Une semaine plus tard, il fut convoqué personnellement par l’ambassadeur. M. Jean le nez.
- Je suis vraiment désolé commença-t-il. Les résultats sont près. Le diagnostic révèle que tu n’as qu’un seul rein. L’Etat français par une nouvelle loi n’emploie plus les étrangers handicapés comme toi à cause du risque qu’ils encourent. Nous sommes malheureusement et inconfortablement dans une obligation de te licencier. Je te souhaite bon vent mon garçon. Je suis vraiment désolé pour toi.
M. Le Nez n’était lui-même pas content de perdre un jeune de son talent impressionnant en diplomatie. Il lui proposa de travailler dans une entreprise de sa sœur à Nantes mais Mbaye déclina l’offre.
L’ambassade lui versa 12000 euros en termes de dommages et intérêts.
Mbaye avait pris le premier vol, première classe pour rentrer à Nellybord. Il organisa une grande fête qu’il invita tout le monde. Chacun trouva à boire et à manger. On le surnomma aussitôt l’enfant bénis.
Il reçut un coup de fil. Il s’éloigna pour décrocher son téléphone.

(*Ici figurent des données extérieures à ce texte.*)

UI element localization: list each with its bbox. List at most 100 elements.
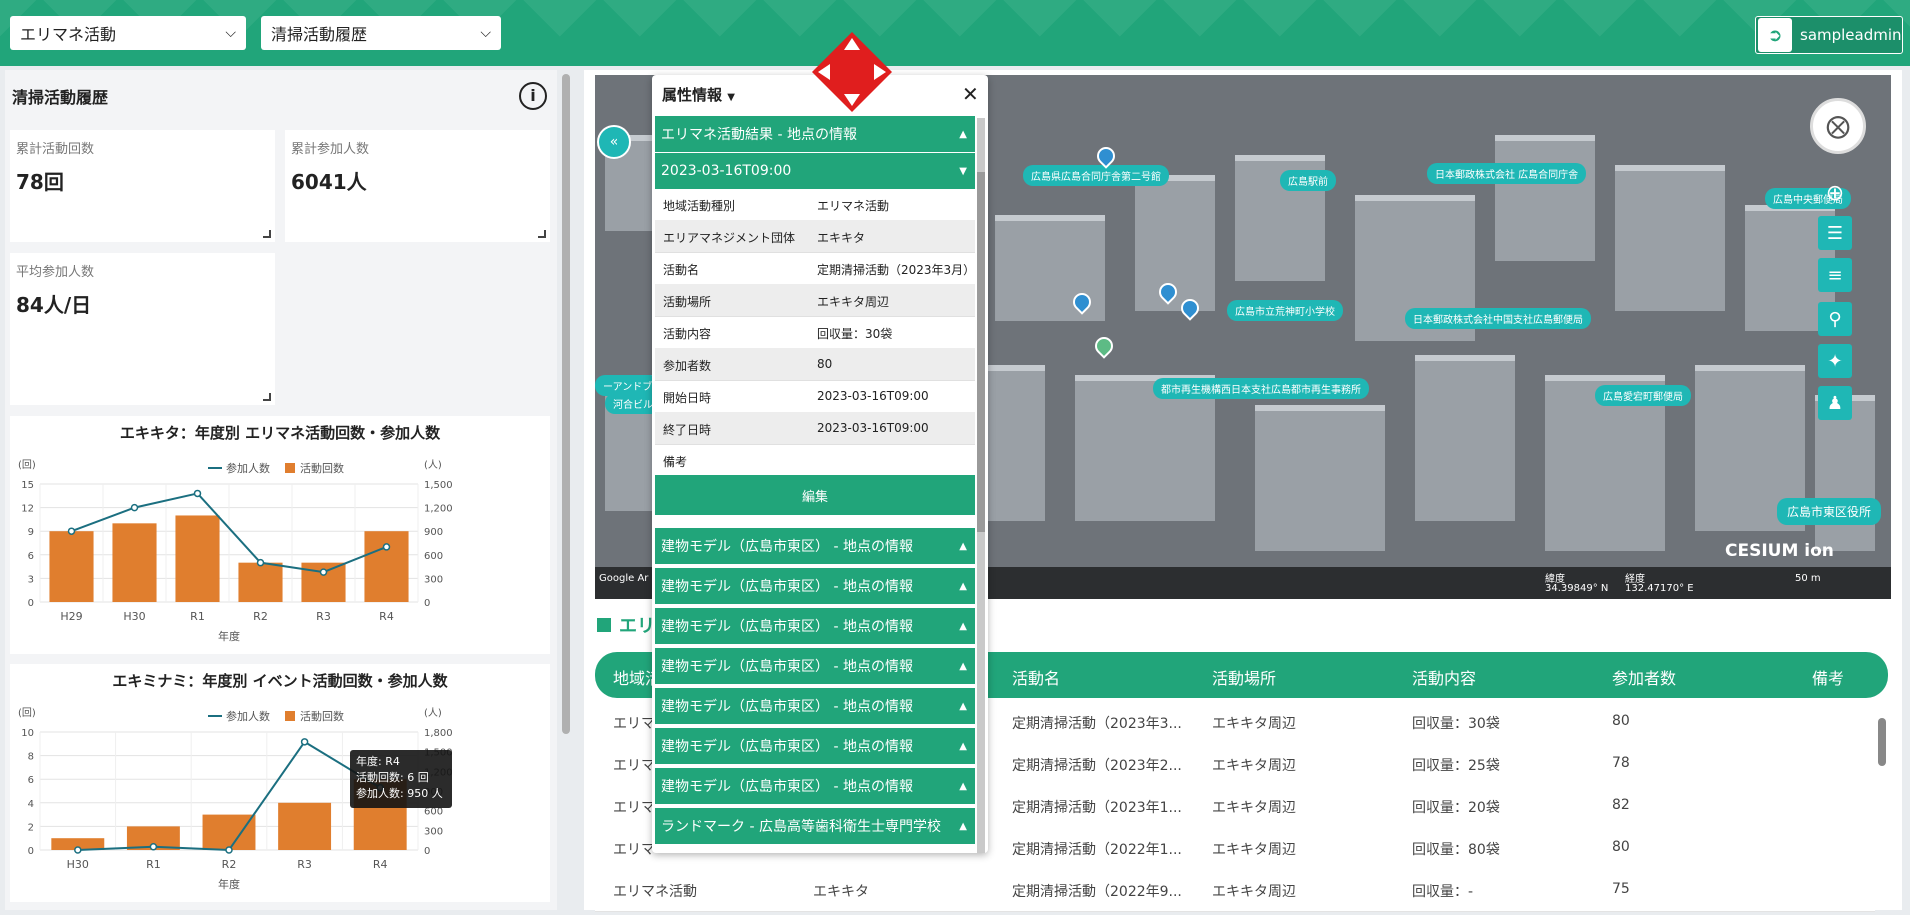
tooltip-line: 年度: R4 <box>356 755 400 768</box>
popup-section-header[interactable]: 建物モデル（広島市東区） - 地点の情報 ▲ <box>655 608 975 644</box>
resize-handle-icon[interactable] <box>263 230 271 238</box>
subcategory-select[interactable]: 清掃活動履歴 ⌵ <box>261 16 501 50</box>
attribute-value: エキキタ周辺 <box>817 295 890 309</box>
column-header[interactable]: 参加者数 <box>1612 665 1676 689</box>
section-label: 建物モデル（広島市東区） - 地点の情報 <box>661 739 913 755</box>
chevron-up-icon: ▲ <box>959 820 967 832</box>
category-select[interactable]: エリマネ活動 ⌵ <box>10 16 246 50</box>
table-cell: 回収量：80袋 <box>1412 842 1500 858</box>
map-label[interactable]: 広島市立荒神町小学校 <box>1227 300 1343 321</box>
stat-value: 6041人 <box>291 170 367 194</box>
chart-ekikita-svg: 15 12 9 6 3 0 1,500 1,200 900 600 300 0 (回) (人) 参加人数 活動… <box>18 459 453 643</box>
column-header[interactable]: 活動内容 <box>1412 665 1476 689</box>
collapse-panel-icon[interactable]: « <box>597 125 631 159</box>
popup-section-header[interactable]: エリマネ活動結果 - 地点の情報 ▲ <box>655 116 975 152</box>
attribute-value: 定期清掃活動（2023年3月） <box>817 263 976 277</box>
chart-ekiminami: エキミナミ：年度別 イベント活動回数・参加人数 10864201,8001,50… <box>10 664 550 902</box>
chevron-up-icon: ▲ <box>959 660 967 672</box>
people-icon[interactable]: ♟ <box>1818 386 1852 420</box>
line-point <box>256 558 265 567</box>
attribute-value: 80 <box>817 357 833 371</box>
popup-scrollbar-thumb[interactable] <box>977 172 985 532</box>
map-label[interactable]: 都市再生機構西日本支社広島都市再生事務所 <box>1153 378 1369 399</box>
popup-section-header[interactable]: 建物モデル（広島市東区） - 地点の情報 ▲ <box>655 528 975 564</box>
map-label[interactable]: 広島市東区役所 <box>1777 498 1882 525</box>
column-header[interactable]: 活動場所 <box>1212 665 1276 689</box>
chart-ekikita: エキキタ：年度別 エリマネ活動回数・参加人数 15 12 9 6 3 0 1,500 1,20… <box>10 416 550 654</box>
map-label[interactable]: 広島駅前 <box>1280 170 1336 191</box>
map-label[interactable]: 広島愛宕町郵便局 <box>1595 385 1691 406</box>
y-tick-label: 8 <box>28 752 34 763</box>
user-button[interactable]: ➲ sampleadmin <box>1755 16 1903 54</box>
move-handle-icon[interactable] <box>812 32 892 112</box>
table-cell: エキキタ周辺 <box>1212 758 1296 774</box>
section-label: 建物モデル（広島市東区） - 地点の情報 <box>661 579 913 595</box>
x-tick-label: H29 <box>60 610 82 623</box>
line-point <box>319 568 328 576</box>
y-tick-label: 10 <box>21 728 34 739</box>
x-tick-label: R4 <box>379 610 394 623</box>
popup-attribute-row: 開始日時 2023-03-16T09:00 <box>655 380 975 413</box>
table-row[interactable]: エリマネ活動 エキキタ 定期清掃活動（2022年9... エキキタ周辺 回収量：- 75 <box>595 869 1875 912</box>
chevron-up-icon: ▲ <box>959 620 967 632</box>
grid-icon <box>597 618 611 632</box>
popup-section-header[interactable]: 建物モデル（広島市東区） - 地点の情報 ▲ <box>655 648 975 684</box>
popup-section-header[interactable]: 建物モデル（広島市東区） - 地点の情報 ▲ <box>655 568 975 604</box>
attribute-key: 開始日時 <box>663 391 712 405</box>
popup-subsection-header[interactable]: 2023-03-16T09:00 ▼ <box>655 153 975 189</box>
stat-value: 84人/日 <box>16 293 92 317</box>
compass-icon[interactable]: ⨂ <box>1810 98 1866 154</box>
resize-handle-icon[interactable] <box>538 230 546 238</box>
list-icon[interactable]: ≡ <box>1818 258 1852 292</box>
popup-title[interactable]: 属性情報 ▼ <box>662 84 735 105</box>
column-header[interactable]: 備考 <box>1812 665 1844 689</box>
popup-section-header[interactable]: 建物モデル（広島市東区） - 地点の情報 ▲ <box>655 688 975 724</box>
popup-attribute-row: 終了日時 2023-03-16T09:00 <box>655 412 975 445</box>
y2-tick-label: 900 <box>424 527 443 538</box>
legend-label: 活動回数 <box>300 709 344 723</box>
y2-tick-label: 600 <box>424 551 443 562</box>
search-icon[interactable]: ⚲ <box>1818 302 1852 336</box>
chevron-up-icon: ▲ <box>959 128 967 140</box>
map-pin-icon[interactable] <box>1091 333 1117 359</box>
legend-label: 参加人数 <box>226 709 270 723</box>
y2-tick-label: 600 <box>424 807 443 818</box>
x-tick-label: R3 <box>316 610 331 623</box>
username: sampleadmin <box>1800 26 1902 44</box>
popup-section-header[interactable]: 建物モデル（広島市東区） - 地点の情報 ▲ <box>655 728 975 764</box>
popup-section-header[interactable]: 建物モデル（広島市東区） - 地点の情報 ▲ <box>655 768 975 804</box>
table-cell: エキキタ周辺 <box>1212 842 1296 858</box>
table-title: エリ <box>597 612 655 638</box>
y2-tick-label: 1,500 <box>424 480 453 491</box>
locate-icon[interactable]: ⊕ <box>1818 176 1852 210</box>
tooltip-line: 参加人数: 950 人 <box>356 787 443 800</box>
bar <box>112 523 157 602</box>
close-icon[interactable]: ✕ <box>962 82 979 106</box>
y2-tick-label: 300 <box>424 826 443 837</box>
column-header[interactable]: 活動名 <box>1012 665 1060 689</box>
table-scrollbar[interactable] <box>1878 718 1886 766</box>
map-label[interactable]: 広島県広島合同庁舎第二号館 <box>1023 165 1169 186</box>
map-label[interactable]: 日本郵政株式会社中国支社広島郵便局 <box>1405 308 1591 329</box>
table-cell: エリマネ活動 <box>613 884 697 900</box>
info-icon[interactable]: i <box>519 82 547 110</box>
table-cell: エキキタ周辺 <box>1212 716 1296 732</box>
line-point <box>382 543 391 551</box>
map-attribution: Google Ar <box>599 573 649 584</box>
stat-card-total-count: 累計活動回数 78回 <box>10 130 275 242</box>
popup-attribute-row: 地域活動種別 エリマネ活動 <box>655 188 975 221</box>
attribute-key: 活動名 <box>663 263 700 277</box>
chevron-up-icon: ▲ <box>959 740 967 752</box>
resize-handle-icon[interactable] <box>263 393 271 401</box>
map-label[interactable]: 日本郵政株式会社 広島合同庁舎 <box>1427 163 1587 184</box>
share-icon[interactable]: ✦ <box>1818 344 1852 378</box>
table-cell: 回収量：20袋 <box>1412 800 1500 816</box>
section-label: 建物モデル（広島市東区） - 地点の情報 <box>661 699 913 715</box>
attribute-value: 回収量：30袋 <box>817 327 893 341</box>
attribute-value: エリマネ活動 <box>817 199 890 213</box>
layer-settings-icon[interactable]: ☰ <box>1818 216 1852 250</box>
edit-button[interactable]: 編集 <box>655 475 975 515</box>
map-label[interactable]: ーアンドブ <box>595 375 661 396</box>
popup-section-header[interactable]: ランドマーク - 広島高等歯科衛生士専門学校 ▲ <box>655 808 975 844</box>
left-scrollbar[interactable] <box>562 74 570 734</box>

- Allo ! Monsieur Mbaye, nous vous appelons pour vous informer que par un décret présidentiel vous êtes nommé au poste du Directeur de cabinet du ministère des affaires étrangères et de l’intégration efrikiaine. Vous prendrez fonction officiellement dans trois jours. Deux véhicules sont à votre disposition et vous serez loger à l’hôtel CHOC.
- Bien merci, répond Mbaye tout joyeux.
- Cordialement. Au revoir chef
A ces mots, il raccrocha et sourit langoureusement.

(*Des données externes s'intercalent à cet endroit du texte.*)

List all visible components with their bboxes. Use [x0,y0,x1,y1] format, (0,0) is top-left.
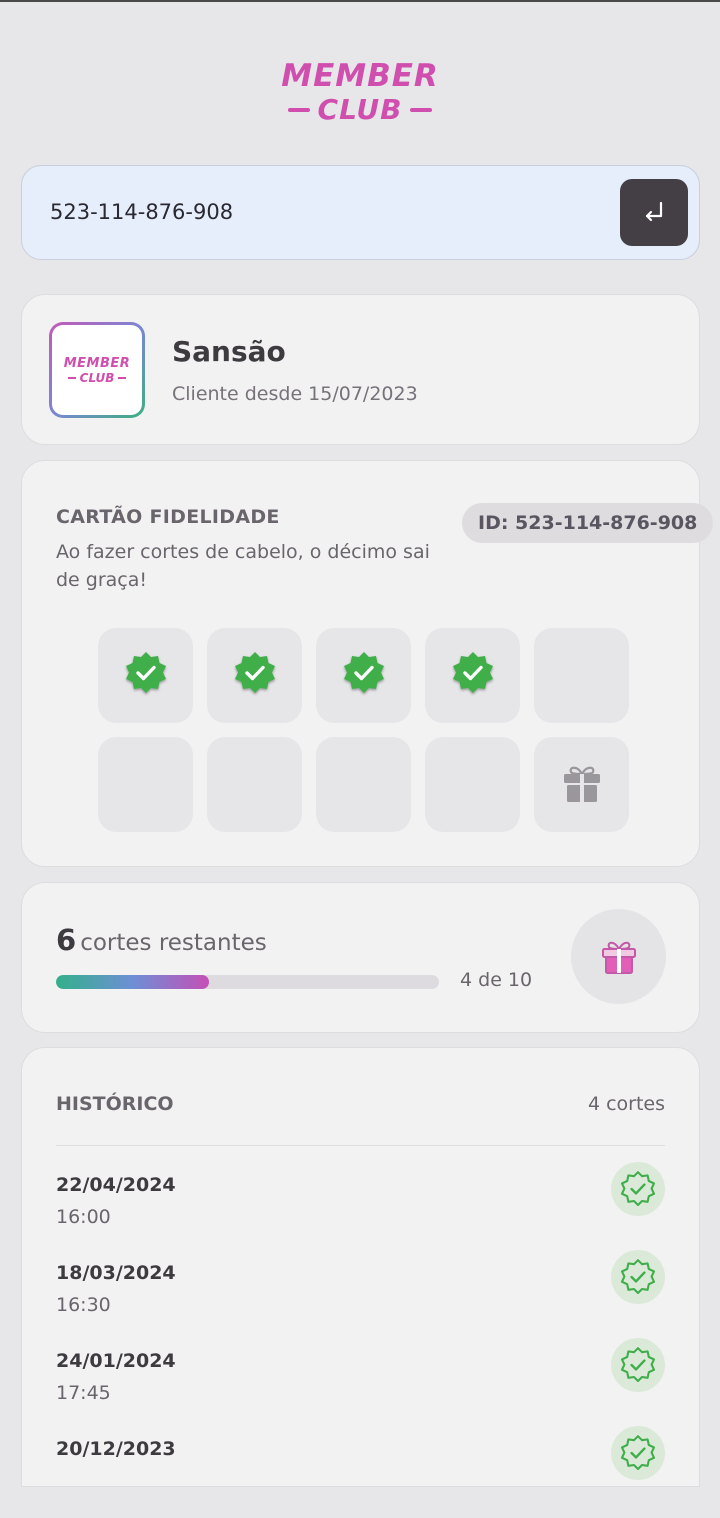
logo-line-2-text: CLUB [317,93,403,126]
loyalty-title: CARTÃO FIDELIDADE [56,506,280,528]
progress-bar [56,975,439,989]
stamp-slot [207,737,302,832]
history-title: HISTÓRICO [56,1093,174,1115]
remaining-number: 6 [56,923,77,957]
check-badge-icon [339,649,389,703]
stamp-slot [98,628,193,723]
stamp-slot [316,628,411,723]
stamp-slot [98,737,193,832]
progress-bar-fill [56,975,210,989]
history-divider [56,1145,665,1146]
history-row: 22/04/2024 16:00 [56,1162,665,1254]
status-bar-line [0,0,720,2]
history-row: 18/03/2024 16:30 [56,1250,665,1342]
reward-gift-button[interactable] [571,909,666,1004]
history-date: 22/04/2024 [56,1174,176,1196]
remaining-cuts: 6 cortes restantes [56,923,267,957]
history-date: 18/03/2024 [56,1262,176,1284]
member-id-input[interactable] [50,194,590,230]
history-date: 24/01/2024 [56,1350,176,1372]
history-card: HISTÓRICO 4 cortes 22/04/2024 16:00 18/0… [21,1047,700,1487]
check-badge-icon [611,1162,665,1216]
member-club-logo: MEMBER CLUB [270,58,450,134]
loyalty-card: CARTÃO FIDELIDADE Ao fazer cortes de cab… [21,460,714,867]
stamp-slot [534,628,629,723]
logo-line-1: MEMBER [281,58,439,94]
gift-icon [559,760,605,810]
check-badge-icon [230,649,280,703]
progress-card: 6 cortes restantes 4 de 10 [21,882,700,1033]
progress-count: 4 de 10 [460,969,533,991]
stamp-slot [534,737,629,832]
history-count: 4 cortes [587,1093,665,1115]
stamp-slot [316,737,411,832]
history-row: 20/12/2023 [56,1426,665,1518]
profile-card: MEMBER CLUB Sansão Cliente desde 15/07/2… [21,294,700,445]
stamp-slot [207,628,302,723]
submit-button[interactable] [620,179,688,246]
customer-name: Sansão [172,335,286,368]
check-badge-icon [611,1338,665,1392]
history-time: 17:45 [56,1382,111,1404]
check-badge-icon [611,1250,665,1304]
member-id-search [21,165,700,260]
stamp-slot [425,628,520,723]
history-date: 20/12/2023 [56,1438,176,1460]
remaining-label: cortes restantes [80,930,267,956]
customer-since: Cliente desde 15/07/2023 [172,383,418,405]
history-row: 24/01/2024 17:45 [56,1338,665,1430]
check-badge-icon [121,649,171,703]
check-badge-icon [448,649,498,703]
avatar-logo-line-1: MEMBER [63,355,131,371]
enter-return-icon [645,201,663,221]
check-badge-icon [611,1426,665,1480]
loyalty-description: Ao fazer cortes de cabelo, o décimo sai … [56,541,430,591]
gift-icon [601,941,636,974]
history-time: 16:00 [56,1206,111,1228]
avatar-logo-line-2: CLUB [79,370,115,385]
logo-line-2: CLUB [270,94,450,126]
card-id-badge: ID: 523-114-876-908 [462,503,714,543]
avatar: MEMBER CLUB [49,322,145,418]
history-time: 16:30 [56,1294,111,1316]
stamp-slot [425,737,520,832]
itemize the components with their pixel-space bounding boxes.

Il demanda alors à son oncle ou était parti son jeune frère. Le vieillard lui répondit de manière sereine et laconique :
- Il est parti là où tu étais allé nous ramener toute cette fortune lança si fièrement le vieillard au regard épuisé.

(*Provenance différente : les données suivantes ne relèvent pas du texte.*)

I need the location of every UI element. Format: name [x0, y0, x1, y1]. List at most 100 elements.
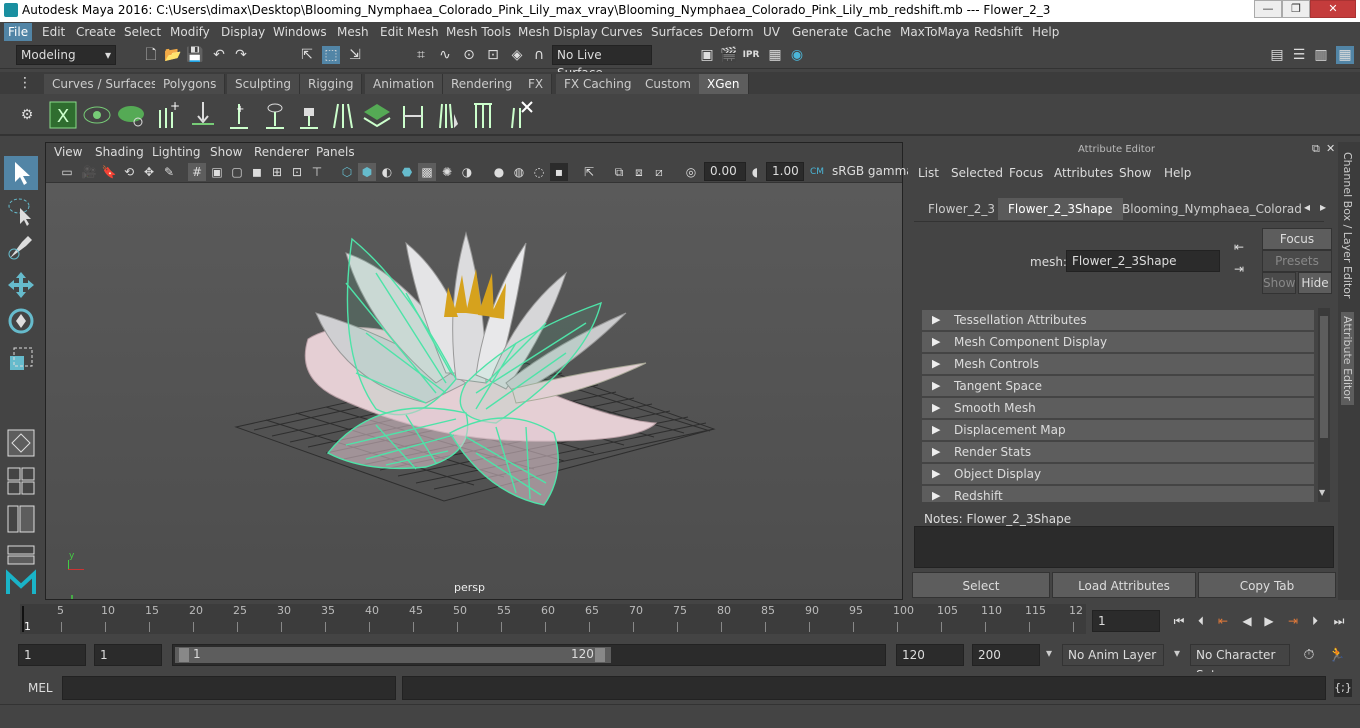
animation-preferences-icon[interactable]: 🏃 [1328, 646, 1346, 664]
ae-tab-shape[interactable]: Flower_2_3Shape [998, 198, 1123, 220]
tab-sculpting[interactable]: Sculpting [227, 74, 301, 94]
single-perspective-layout-icon[interactable] [4, 426, 38, 460]
play-backwards-icon[interactable]: ◀ [1238, 612, 1256, 630]
tab-scroll-right-icon[interactable]: ▸ [1320, 200, 1326, 214]
clear-preview-icon[interactable] [116, 100, 146, 130]
menu-curves[interactable]: Curves [601, 25, 643, 39]
ae-tab-material[interactable]: Blooming_Nymphaea_Colorado_Pi [1112, 198, 1302, 220]
tab-curves-surfaces[interactable]: Curves / Surfaces [44, 74, 167, 94]
section-render-stats[interactable]: ▶ Render Stats [922, 442, 1314, 462]
tab-rendering[interactable]: Rendering [443, 74, 522, 94]
camera-attributes-icon[interactable]: 🎥 [80, 163, 98, 181]
menu-cache[interactable]: Cache [854, 25, 891, 39]
snap-curve-icon[interactable]: ∿ [436, 46, 454, 64]
ae-menu-focus[interactable]: Focus [1009, 166, 1043, 180]
select-tool-icon[interactable] [4, 156, 38, 190]
section-smooth-mesh[interactable]: ▶ Smooth Mesh [922, 398, 1314, 418]
color-management-icon[interactable]: CM [808, 163, 826, 181]
menu-redshift[interactable]: Redshift [974, 25, 1023, 39]
go-to-start-icon[interactable]: ⏮ [1170, 612, 1188, 630]
minimize-button[interactable]: — [1254, 0, 1282, 18]
ae-tab-transform[interactable]: Flower_2_3 [918, 198, 1005, 220]
view-transform-label[interactable]: sRGB gamma [832, 164, 914, 178]
menu-create[interactable]: Create [76, 25, 116, 39]
menu-generate[interactable]: Generate [792, 25, 848, 39]
lasso-tool-icon[interactable] [4, 194, 38, 228]
image-plane-icon[interactable]: ⟲ [120, 163, 138, 181]
script-language-label[interactable]: MEL [28, 681, 53, 695]
snap-view-icon[interactable]: ⊡ [484, 46, 502, 64]
menu-help[interactable]: Help [1032, 25, 1059, 39]
close-panel-icon[interactable]: ✕ [1326, 142, 1335, 155]
step-back-frame-icon[interactable]: ⏴ [1192, 612, 1210, 630]
scroll-down-icon[interactable]: ▼ [1319, 488, 1325, 497]
command-input[interactable] [62, 676, 396, 700]
exposure-icon[interactable]: ◎ [682, 163, 700, 181]
move-tool-icon[interactable] [4, 268, 38, 302]
script-editor-icon[interactable]: {;} [1334, 679, 1352, 697]
range-start-grip[interactable] [179, 648, 189, 662]
current-frame-field[interactable]: 1 [1092, 610, 1160, 632]
render-view-icon[interactable]: ▣ [698, 46, 716, 64]
guides-to-curves-icon[interactable] [468, 100, 498, 130]
ae-menu-help[interactable]: Help [1164, 166, 1191, 180]
playback-start-field[interactable]: 1 [94, 644, 162, 666]
play-forwards-icon[interactable]: ▶ [1260, 612, 1278, 630]
tab-scroll-left-icon[interactable]: ◂ [1304, 200, 1310, 214]
ae-menu-list[interactable]: List [918, 166, 939, 180]
bookmark-icon[interactable]: 🔖 [100, 163, 118, 181]
gamma-field[interactable]: 1.00 [766, 162, 804, 181]
motion-blur-icon[interactable]: ◍ [510, 163, 528, 181]
mode-dropdown[interactable]: Modeling ▾ [16, 45, 116, 65]
menu-display[interactable]: Display [221, 25, 265, 39]
time-ruler[interactable]: 5 10 15 20 25 30 35 40 45 50 55 60 65 70 75 80 85 90 95 100… [20, 604, 1086, 634]
ae-scrollbar-thumb[interactable] [1320, 316, 1328, 438]
menu-edit-mesh[interactable]: Edit Mesh [380, 25, 439, 39]
tab-fx[interactable]: FX [520, 74, 553, 94]
viewport-canvas[interactable]: y persp [46, 183, 902, 599]
vp-menu-renderer[interactable]: Renderer [254, 145, 309, 159]
maya-logo-icon[interactable] [4, 564, 38, 598]
use-default-material-icon[interactable]: ◐ [378, 163, 396, 181]
rotate-tool-icon[interactable] [4, 304, 38, 338]
anti-aliasing-icon[interactable]: ◌ [530, 163, 548, 181]
layers-icon[interactable] [362, 100, 392, 130]
tab-animation[interactable]: Animation [365, 74, 444, 94]
snap-point-icon[interactable]: ⊙ [460, 46, 478, 64]
attribute-editor-tab[interactable]: Attribute Editor [1341, 312, 1354, 405]
2d-pan-zoom-icon[interactable]: ✥ [140, 163, 158, 181]
go-to-output-icon[interactable]: ⇥ [1234, 262, 1244, 276]
snap-grid-icon[interactable]: ⌗ [412, 46, 430, 64]
step-forward-frame-icon[interactable]: ⏵ [1306, 612, 1324, 630]
toggle-attribute-editor-icon[interactable]: ▦ [1336, 46, 1354, 64]
menu-windows[interactable]: Windows [273, 25, 327, 39]
menu-edit[interactable]: Edit [42, 25, 65, 39]
grease-pencil-icon[interactable]: ✎ [160, 163, 178, 181]
wireframe-icon[interactable]: ⬡ [338, 163, 356, 181]
gear-icon[interactable]: ⚙ [18, 106, 36, 124]
menu-mesh[interactable]: Mesh [337, 25, 369, 39]
float-panel-icon[interactable]: ⧉ [1312, 142, 1320, 156]
resolution-gate-icon[interactable]: ▢ [228, 163, 246, 181]
grid-toggle-icon[interactable]: # [188, 163, 206, 181]
menu-mesh-tools[interactable]: Mesh Tools [446, 25, 511, 39]
gate-mask-icon[interactable]: ◼ [248, 163, 266, 181]
auto-key-icon[interactable]: ⏱ [1300, 646, 1318, 664]
channel-box-tab[interactable]: Channel Box / Layer Editor [1341, 152, 1354, 299]
mesh-name-field[interactable]: Flower_2_3Shape [1066, 250, 1220, 272]
menu-modify[interactable]: Modify [170, 25, 210, 39]
section-displacement-map[interactable]: ▶ Displacement Map [922, 420, 1314, 440]
ae-menu-attributes[interactable]: Attributes [1054, 166, 1113, 180]
exposure-field[interactable]: 0.00 [704, 162, 746, 181]
range-slider-handle[interactable] [175, 647, 611, 663]
ae-menu-selected[interactable]: Selected [951, 166, 1003, 180]
menu-select[interactable]: Select [124, 25, 161, 39]
tab-xgen[interactable]: XGen [699, 74, 749, 94]
shelf-options-icon[interactable]: ⋮ [16, 74, 34, 92]
hide-button[interactable]: Hide [1298, 272, 1332, 294]
four-view-layout-icon[interactable] [4, 464, 38, 498]
preview-eye-icon[interactable] [82, 100, 112, 130]
render-frame-icon[interactable]: 🎬 [720, 46, 738, 64]
xray-components-icon[interactable]: ⧄ [650, 163, 668, 181]
camera-select-icon[interactable]: ▭ [58, 163, 76, 181]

A peine qu’il avait entendit ces mots, il commença à trembler de tout son corps, ses yeux écarquillés reflétaient la peur et une inquiétude inouïe. Il voulait dire quelque chose mais sa bouche refusait de s’ouvrir. Il se rappela des atrocités qu’il avait vécu au Soudan, l’esclavage de la Libye, l’Egypte et le bistouri sur sa peau alors qu’il n’était pas anesthésié, le froid sec de mer pendant les deux mois de navigation sur l’océan, sans oublier l’hiver italien. Son entourage était devenu noir. Il voyait son petit frère à travers ses souffrances. Mbaye tomba et murmura d’une petite voix presque inaudible : « il n’aurait pas dû ». A ces mots, il tomba du lit et se réveilla. Finalement ce n’était qu’un cauchemar. Mais un bon. « Je ne pars plus » avait-il conclu.